Carpenter is an unincorporated community and census-designated place in southeastern Laramie County, Wyoming, United States. As of the 2010 census it had a population of 94. It lies along WYO 214 east of the city of Cheyenne, the county seat of Laramie County and capital of Wyoming. Its elevation is 5,440 feet (1,658 m). Although Carpenter is unincorporated, it has had a post office since 1907, with the ZIP code of 82054.

==History==
The community, formed in 1907 with a population of 15, was a rail stop on the Chicago, Burlington and Quincy Railroad. The now defunct rail road line ran from Hereford, Colorado through Arcola and Campstool, both now virtual ghost towns, through Carpenter then on to Cheyenne. In 1910, 50 people called Carpenter home.
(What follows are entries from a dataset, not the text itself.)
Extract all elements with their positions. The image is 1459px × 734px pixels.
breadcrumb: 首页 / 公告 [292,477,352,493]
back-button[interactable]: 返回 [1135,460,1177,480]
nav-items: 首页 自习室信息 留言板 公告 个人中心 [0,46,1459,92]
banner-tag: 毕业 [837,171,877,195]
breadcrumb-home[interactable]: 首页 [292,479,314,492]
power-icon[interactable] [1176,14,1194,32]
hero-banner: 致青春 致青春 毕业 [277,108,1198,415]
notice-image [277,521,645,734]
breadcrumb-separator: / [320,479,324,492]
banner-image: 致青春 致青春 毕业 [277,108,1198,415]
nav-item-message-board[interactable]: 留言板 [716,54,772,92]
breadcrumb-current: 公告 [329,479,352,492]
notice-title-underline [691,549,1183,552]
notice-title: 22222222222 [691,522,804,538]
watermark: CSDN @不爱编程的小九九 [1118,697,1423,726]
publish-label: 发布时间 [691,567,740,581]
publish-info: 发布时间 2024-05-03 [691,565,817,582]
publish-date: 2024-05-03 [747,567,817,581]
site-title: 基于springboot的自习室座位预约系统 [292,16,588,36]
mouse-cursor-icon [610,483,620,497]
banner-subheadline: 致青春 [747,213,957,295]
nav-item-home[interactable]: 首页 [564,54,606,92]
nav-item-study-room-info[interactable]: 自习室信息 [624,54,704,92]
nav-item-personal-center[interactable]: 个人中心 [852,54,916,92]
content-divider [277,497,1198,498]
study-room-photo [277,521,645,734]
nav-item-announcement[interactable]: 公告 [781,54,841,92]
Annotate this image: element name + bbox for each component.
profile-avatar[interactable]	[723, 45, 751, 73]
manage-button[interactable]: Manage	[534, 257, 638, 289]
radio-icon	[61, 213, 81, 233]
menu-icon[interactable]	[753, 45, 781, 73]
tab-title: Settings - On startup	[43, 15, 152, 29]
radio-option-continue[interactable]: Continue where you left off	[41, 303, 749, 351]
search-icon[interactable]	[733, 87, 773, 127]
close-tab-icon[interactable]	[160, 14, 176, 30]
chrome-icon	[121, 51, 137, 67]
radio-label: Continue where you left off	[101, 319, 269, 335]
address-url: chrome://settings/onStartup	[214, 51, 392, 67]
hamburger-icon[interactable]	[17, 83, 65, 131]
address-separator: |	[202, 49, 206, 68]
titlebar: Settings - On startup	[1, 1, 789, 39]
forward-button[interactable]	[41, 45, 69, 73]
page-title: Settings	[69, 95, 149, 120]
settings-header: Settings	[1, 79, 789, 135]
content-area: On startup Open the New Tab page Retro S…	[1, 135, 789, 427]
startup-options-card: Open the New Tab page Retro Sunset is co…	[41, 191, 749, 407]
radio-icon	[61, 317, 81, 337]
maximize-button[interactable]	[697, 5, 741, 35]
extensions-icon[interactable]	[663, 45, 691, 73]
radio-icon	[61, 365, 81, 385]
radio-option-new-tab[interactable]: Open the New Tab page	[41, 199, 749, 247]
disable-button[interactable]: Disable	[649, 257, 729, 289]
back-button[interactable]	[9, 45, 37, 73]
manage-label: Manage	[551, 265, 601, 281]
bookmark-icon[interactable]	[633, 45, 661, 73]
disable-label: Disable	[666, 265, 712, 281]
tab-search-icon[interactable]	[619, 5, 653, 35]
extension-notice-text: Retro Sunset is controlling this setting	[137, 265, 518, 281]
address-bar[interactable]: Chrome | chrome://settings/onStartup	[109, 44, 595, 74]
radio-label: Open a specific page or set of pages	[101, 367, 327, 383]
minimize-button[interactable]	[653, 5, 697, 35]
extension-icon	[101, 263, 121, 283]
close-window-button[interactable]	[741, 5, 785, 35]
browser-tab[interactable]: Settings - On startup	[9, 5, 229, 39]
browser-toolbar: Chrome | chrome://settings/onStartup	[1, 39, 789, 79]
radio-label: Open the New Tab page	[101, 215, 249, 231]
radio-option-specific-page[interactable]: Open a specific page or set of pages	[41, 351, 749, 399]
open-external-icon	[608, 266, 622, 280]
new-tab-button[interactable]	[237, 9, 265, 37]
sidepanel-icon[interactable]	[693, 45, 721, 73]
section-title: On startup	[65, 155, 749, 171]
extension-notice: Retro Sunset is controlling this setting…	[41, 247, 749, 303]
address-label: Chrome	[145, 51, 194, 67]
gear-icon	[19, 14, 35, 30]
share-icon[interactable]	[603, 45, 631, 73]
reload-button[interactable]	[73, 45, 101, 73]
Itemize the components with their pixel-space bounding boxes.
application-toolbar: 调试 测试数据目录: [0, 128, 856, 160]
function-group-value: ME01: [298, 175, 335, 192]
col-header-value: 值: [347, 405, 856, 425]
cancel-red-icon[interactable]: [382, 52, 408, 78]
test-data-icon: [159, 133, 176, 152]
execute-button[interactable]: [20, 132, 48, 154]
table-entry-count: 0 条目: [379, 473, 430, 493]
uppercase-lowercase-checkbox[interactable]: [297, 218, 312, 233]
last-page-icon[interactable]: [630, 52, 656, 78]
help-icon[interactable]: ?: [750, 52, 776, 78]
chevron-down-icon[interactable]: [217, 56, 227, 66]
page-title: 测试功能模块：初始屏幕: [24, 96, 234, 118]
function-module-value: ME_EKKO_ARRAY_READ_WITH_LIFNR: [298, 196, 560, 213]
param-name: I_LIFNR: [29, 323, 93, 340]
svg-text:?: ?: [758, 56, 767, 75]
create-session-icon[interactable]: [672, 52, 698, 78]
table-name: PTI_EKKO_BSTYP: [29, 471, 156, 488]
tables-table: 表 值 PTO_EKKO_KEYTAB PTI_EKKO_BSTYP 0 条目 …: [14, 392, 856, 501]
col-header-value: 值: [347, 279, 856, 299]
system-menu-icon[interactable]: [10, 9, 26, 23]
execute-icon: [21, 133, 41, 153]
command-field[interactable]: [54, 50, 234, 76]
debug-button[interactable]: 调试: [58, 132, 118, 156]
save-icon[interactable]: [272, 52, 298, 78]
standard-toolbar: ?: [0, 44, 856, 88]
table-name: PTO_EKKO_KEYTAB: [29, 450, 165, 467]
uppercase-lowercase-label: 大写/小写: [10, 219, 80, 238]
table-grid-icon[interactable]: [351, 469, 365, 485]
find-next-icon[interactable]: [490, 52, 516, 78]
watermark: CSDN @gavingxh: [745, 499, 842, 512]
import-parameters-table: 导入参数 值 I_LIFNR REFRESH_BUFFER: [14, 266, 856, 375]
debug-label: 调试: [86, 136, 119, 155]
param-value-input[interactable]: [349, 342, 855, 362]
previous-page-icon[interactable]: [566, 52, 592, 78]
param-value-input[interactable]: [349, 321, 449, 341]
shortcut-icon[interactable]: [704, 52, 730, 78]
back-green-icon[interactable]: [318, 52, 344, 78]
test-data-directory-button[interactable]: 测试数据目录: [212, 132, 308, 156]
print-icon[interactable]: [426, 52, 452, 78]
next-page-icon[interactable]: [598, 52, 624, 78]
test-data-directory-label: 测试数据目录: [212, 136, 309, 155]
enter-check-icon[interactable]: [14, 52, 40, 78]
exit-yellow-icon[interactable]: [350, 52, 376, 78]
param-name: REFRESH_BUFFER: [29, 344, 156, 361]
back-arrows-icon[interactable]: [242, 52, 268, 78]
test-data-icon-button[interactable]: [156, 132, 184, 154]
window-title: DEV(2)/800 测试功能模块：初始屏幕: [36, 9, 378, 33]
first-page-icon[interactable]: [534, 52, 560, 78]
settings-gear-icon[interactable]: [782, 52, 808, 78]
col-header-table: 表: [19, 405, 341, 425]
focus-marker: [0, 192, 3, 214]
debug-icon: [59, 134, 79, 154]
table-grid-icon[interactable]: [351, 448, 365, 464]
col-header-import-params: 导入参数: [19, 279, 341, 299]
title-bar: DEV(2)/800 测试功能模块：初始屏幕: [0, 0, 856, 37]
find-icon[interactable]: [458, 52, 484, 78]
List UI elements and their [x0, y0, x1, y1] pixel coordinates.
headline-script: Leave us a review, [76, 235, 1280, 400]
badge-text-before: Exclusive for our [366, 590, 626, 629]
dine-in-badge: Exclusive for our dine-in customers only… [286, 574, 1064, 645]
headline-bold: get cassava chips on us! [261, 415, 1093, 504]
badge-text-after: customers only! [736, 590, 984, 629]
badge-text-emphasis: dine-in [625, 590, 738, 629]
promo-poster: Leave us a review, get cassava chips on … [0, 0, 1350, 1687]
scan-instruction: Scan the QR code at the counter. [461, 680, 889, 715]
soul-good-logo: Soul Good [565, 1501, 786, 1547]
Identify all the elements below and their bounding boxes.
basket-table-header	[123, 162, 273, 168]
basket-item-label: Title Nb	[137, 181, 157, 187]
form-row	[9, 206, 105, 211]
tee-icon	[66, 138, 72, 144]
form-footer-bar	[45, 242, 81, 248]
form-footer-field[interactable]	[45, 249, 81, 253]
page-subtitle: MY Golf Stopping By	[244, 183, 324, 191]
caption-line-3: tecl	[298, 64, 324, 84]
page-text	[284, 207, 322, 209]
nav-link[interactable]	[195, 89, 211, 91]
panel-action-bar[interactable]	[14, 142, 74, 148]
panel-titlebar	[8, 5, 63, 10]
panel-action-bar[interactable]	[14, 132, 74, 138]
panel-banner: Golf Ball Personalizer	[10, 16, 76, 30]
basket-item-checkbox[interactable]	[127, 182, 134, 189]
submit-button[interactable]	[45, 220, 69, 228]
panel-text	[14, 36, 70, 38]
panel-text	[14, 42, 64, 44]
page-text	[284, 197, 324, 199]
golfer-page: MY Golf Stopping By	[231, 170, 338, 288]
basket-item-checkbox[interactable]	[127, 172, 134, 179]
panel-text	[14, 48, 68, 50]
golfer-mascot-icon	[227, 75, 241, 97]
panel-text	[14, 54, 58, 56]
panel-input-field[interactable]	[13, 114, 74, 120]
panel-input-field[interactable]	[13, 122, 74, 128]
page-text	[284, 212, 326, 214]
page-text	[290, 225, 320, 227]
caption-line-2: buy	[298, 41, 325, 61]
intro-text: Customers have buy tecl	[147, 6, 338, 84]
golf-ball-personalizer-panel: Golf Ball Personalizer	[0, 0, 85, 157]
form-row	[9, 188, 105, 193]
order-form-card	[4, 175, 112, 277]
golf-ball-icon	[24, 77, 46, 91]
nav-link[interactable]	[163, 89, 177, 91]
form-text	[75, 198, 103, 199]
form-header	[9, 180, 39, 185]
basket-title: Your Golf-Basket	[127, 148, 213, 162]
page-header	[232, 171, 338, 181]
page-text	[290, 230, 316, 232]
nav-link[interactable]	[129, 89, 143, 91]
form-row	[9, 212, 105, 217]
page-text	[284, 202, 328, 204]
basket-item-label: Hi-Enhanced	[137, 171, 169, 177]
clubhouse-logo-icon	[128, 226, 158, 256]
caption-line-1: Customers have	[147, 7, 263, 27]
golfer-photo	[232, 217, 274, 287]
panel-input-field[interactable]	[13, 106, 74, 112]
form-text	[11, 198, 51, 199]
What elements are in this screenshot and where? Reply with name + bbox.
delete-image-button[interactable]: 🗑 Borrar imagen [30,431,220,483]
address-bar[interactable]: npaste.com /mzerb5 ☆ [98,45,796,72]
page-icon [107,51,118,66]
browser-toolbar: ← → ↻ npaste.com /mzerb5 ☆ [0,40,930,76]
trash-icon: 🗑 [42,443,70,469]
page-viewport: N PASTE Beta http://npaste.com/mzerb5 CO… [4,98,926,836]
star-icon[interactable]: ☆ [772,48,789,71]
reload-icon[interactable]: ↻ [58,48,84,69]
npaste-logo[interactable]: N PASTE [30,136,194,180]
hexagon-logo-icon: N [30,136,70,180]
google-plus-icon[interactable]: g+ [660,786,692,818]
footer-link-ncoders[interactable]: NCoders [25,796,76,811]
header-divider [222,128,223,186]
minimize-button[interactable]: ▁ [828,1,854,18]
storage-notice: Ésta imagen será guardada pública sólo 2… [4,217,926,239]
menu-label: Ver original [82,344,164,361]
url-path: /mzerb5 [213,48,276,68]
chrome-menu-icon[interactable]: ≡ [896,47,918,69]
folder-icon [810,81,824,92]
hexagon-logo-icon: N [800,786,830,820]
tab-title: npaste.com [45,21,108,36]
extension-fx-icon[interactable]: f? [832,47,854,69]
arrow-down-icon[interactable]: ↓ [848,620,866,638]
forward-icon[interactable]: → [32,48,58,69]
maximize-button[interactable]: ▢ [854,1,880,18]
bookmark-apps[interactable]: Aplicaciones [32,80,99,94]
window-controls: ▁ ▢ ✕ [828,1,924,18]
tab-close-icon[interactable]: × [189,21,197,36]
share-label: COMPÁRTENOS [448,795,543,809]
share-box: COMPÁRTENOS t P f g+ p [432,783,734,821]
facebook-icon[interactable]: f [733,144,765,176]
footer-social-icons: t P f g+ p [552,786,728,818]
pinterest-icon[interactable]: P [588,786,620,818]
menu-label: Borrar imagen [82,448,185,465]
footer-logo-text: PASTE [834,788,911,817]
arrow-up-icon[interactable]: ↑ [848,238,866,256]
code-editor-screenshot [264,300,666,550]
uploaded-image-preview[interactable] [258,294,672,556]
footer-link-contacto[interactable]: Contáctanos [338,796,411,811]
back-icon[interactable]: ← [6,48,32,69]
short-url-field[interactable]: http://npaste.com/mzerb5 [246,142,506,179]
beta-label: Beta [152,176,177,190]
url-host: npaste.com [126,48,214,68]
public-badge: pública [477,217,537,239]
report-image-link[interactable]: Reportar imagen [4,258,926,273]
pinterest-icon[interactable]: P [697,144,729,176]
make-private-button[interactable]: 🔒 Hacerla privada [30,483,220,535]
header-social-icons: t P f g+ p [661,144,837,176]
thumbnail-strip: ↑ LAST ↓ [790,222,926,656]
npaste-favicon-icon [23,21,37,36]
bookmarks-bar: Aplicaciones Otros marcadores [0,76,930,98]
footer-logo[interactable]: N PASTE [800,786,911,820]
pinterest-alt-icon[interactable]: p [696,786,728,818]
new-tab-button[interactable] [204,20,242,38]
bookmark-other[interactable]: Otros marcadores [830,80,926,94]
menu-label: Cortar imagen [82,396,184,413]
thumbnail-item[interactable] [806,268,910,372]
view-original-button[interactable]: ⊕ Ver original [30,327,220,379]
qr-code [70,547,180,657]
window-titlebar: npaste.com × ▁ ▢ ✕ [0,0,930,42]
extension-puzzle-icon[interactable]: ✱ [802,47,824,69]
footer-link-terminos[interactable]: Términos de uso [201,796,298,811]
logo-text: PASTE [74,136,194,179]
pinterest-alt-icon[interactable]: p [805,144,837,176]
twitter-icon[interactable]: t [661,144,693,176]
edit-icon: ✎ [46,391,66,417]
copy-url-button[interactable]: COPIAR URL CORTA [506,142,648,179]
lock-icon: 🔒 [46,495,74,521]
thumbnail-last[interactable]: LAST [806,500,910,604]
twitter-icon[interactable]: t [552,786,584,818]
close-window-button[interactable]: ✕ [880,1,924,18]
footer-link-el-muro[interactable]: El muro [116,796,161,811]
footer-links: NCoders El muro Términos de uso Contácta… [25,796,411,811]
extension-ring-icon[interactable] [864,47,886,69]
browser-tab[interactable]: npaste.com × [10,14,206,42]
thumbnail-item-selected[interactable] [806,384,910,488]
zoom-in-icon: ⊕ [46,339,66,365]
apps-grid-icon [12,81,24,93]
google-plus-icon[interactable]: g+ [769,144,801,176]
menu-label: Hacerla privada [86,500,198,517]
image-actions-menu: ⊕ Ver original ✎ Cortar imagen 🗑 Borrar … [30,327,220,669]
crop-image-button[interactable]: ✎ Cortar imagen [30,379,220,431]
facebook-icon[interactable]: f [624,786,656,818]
Carpenter, Wyoming was named after James R. Carpenter (7 Aug 1867 - 27 Jan 1943), land developer. Carpenter was born as James Ross Carpenter, the second son of George Daniel Carpenter (1832 - 1881) and Margery Ann Pollock (1836 - 1920). Carpenter became the president and general manager of The Federal Land Company which opened up one hundred and forty-six thousand acres of land to settlers in Wyoming. Carpenter later became a Wyoming District Judge.

==Education==
Public education in the community of Carpenter is provided by Laramie County School District #2. One of the district's campuses, Carpenter Elementary School (grades K-6), is located in Carpenter.

The latitude of Carpenter is 41.045N. The longitude is -104.366W.